08 Abril 2021
"Quem cospe fogo e pólvora, chumbo e bala, socos, gritos e pontapés – é porque tem alguma mágoa ou ressentimento a 'pagar/vingar', alguma fraqueza ou fragilidade a esconder, seja a si mesmo, seja aos outros. Carrega alguma lacuna inconfessada e inconfessável", escreve Alfredo J. Gonçalves, cs, padre, vice-presidente do Serviço Pastoral dos Migrantes - SPM.
Como se necessitasse de mais uma prova de sua ignorância e incompetência, o governo federal, na tentativa de fechar o orçamento de 2021, propõe aumentar o imposto sobre os livros. Não se trata aqui de uma mera aversão ou prévia indisposição diante de bibliotecas, estudos, pesquisas, academia, cultura, ciência ou saber!... Nada disso! O que está em jogo, no que diz respeito aos livros e ao que eles representam, parece ser uma inimizade visceral, figadal, para com quem os escreve, os compra e os lê. Ademais da generalização de que são todos comunistas, não se pode deixar de lado um certo “complexo de inferioridade” no confronto com aqueles que são capazes de argumentos racionais e fundamentados.

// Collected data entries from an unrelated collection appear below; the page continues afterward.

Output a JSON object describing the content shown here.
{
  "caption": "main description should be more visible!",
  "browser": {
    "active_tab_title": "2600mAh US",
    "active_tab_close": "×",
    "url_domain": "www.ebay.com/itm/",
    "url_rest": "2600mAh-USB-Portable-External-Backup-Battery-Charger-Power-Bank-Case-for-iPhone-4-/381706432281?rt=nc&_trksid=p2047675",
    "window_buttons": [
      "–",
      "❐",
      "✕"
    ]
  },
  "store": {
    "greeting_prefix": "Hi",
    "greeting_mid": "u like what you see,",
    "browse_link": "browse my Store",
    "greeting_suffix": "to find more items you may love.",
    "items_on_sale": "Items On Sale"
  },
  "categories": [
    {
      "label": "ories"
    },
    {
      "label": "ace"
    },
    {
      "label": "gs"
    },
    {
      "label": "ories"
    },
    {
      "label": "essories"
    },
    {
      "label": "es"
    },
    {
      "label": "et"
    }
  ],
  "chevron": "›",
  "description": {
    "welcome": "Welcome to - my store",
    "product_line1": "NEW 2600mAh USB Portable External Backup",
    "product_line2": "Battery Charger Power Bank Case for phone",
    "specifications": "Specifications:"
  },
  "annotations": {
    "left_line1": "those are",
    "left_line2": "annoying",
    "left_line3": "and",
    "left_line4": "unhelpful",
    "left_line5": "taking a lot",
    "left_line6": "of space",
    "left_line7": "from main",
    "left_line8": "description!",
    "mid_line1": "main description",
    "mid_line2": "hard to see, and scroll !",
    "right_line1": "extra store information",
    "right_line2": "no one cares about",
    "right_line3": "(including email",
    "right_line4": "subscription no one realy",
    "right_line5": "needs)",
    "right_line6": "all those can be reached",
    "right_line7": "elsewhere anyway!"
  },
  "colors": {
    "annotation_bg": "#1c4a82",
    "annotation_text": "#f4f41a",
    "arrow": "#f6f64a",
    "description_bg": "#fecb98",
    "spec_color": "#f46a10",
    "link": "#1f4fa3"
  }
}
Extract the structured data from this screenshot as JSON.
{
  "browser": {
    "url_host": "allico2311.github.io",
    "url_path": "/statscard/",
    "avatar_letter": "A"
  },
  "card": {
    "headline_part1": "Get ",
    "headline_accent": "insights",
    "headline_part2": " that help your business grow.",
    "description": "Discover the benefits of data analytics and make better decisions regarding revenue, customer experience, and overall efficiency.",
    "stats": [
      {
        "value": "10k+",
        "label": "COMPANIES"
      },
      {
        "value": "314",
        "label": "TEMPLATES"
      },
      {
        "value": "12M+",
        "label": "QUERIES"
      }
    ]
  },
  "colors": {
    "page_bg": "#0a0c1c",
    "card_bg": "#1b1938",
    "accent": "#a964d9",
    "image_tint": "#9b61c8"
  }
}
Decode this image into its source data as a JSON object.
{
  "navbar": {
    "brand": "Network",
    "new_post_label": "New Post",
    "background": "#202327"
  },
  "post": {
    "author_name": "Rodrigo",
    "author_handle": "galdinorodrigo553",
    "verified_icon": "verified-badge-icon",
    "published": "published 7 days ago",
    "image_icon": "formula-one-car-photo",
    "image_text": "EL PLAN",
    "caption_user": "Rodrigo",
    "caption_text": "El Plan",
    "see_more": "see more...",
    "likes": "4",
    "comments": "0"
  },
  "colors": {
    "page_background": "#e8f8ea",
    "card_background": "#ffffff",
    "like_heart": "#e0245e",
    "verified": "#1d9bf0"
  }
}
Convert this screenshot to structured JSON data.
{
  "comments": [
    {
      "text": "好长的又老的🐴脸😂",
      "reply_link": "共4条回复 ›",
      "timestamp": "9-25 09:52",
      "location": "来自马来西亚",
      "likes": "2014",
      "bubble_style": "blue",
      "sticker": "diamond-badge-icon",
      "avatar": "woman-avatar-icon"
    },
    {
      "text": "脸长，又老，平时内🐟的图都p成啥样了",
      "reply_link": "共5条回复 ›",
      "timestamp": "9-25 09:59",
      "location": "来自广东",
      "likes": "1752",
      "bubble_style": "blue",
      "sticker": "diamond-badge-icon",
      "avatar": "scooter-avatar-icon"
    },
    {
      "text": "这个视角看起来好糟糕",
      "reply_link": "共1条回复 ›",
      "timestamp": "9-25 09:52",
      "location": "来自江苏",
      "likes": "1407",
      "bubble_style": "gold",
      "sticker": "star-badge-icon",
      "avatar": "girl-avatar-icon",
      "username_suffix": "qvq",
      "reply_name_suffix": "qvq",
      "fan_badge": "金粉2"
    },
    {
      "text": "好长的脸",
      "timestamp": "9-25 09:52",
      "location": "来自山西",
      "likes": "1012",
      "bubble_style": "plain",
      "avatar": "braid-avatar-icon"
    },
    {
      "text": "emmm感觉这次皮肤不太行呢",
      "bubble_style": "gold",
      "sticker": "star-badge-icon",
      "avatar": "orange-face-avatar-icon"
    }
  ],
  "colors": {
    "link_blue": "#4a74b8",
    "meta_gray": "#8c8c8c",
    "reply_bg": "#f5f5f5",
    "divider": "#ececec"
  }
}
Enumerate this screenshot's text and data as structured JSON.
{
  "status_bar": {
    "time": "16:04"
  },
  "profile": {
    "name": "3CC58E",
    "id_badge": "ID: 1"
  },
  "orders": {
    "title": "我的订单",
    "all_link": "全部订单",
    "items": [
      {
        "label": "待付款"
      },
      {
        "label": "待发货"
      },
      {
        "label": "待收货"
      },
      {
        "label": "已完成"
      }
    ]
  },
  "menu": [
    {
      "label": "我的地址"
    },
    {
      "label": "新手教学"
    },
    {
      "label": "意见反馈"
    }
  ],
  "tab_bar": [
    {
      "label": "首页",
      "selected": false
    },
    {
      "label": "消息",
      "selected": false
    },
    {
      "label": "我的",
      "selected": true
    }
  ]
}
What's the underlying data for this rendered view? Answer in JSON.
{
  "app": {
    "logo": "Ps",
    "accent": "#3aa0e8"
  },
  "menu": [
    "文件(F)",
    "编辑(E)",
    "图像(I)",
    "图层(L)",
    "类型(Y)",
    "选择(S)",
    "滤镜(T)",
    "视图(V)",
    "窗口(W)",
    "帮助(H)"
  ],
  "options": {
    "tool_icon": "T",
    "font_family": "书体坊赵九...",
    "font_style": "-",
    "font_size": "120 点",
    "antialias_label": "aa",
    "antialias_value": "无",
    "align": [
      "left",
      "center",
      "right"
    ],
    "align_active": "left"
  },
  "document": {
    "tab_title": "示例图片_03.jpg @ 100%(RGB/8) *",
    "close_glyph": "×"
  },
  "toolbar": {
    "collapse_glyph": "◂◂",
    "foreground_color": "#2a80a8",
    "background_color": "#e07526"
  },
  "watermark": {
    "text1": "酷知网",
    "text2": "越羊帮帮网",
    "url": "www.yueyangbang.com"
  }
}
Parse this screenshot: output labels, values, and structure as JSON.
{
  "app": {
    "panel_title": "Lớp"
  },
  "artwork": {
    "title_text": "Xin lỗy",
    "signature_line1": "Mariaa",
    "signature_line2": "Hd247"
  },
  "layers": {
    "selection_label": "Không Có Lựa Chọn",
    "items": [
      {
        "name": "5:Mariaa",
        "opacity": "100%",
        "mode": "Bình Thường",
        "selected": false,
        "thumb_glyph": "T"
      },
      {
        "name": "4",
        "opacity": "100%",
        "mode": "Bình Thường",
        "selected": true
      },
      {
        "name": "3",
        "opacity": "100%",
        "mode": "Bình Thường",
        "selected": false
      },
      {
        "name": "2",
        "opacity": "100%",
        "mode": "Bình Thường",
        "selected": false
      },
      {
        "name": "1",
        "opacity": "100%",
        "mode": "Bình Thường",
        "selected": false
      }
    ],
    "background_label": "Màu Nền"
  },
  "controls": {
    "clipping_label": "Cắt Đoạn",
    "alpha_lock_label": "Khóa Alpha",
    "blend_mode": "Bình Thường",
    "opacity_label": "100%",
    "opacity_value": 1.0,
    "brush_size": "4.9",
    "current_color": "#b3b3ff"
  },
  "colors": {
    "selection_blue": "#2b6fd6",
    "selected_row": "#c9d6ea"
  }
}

Os livros – esses companheiros fiéis e silenciosos – sempre incomodam e interpelam, inquietam e interrogam. Costumam tirar a paz dos inertes ou de quem é incapaz de curiosidade. Das duas uma: ou incomodam quando estão fechados, pois neste caso escondem um saber que questiona justamente por permanecer oculto; ou incomodam quando se encontram abertos, porque então requerem o empenho laborioso da razão e certa capacidade de argumentação. A um só tempo, velam e desvelam uma terra ignota, universo desconhecido e, por isso mesmo, tornam-se mais perigosos. Pior ainda quando retratam a história dos povos, culturas e nações.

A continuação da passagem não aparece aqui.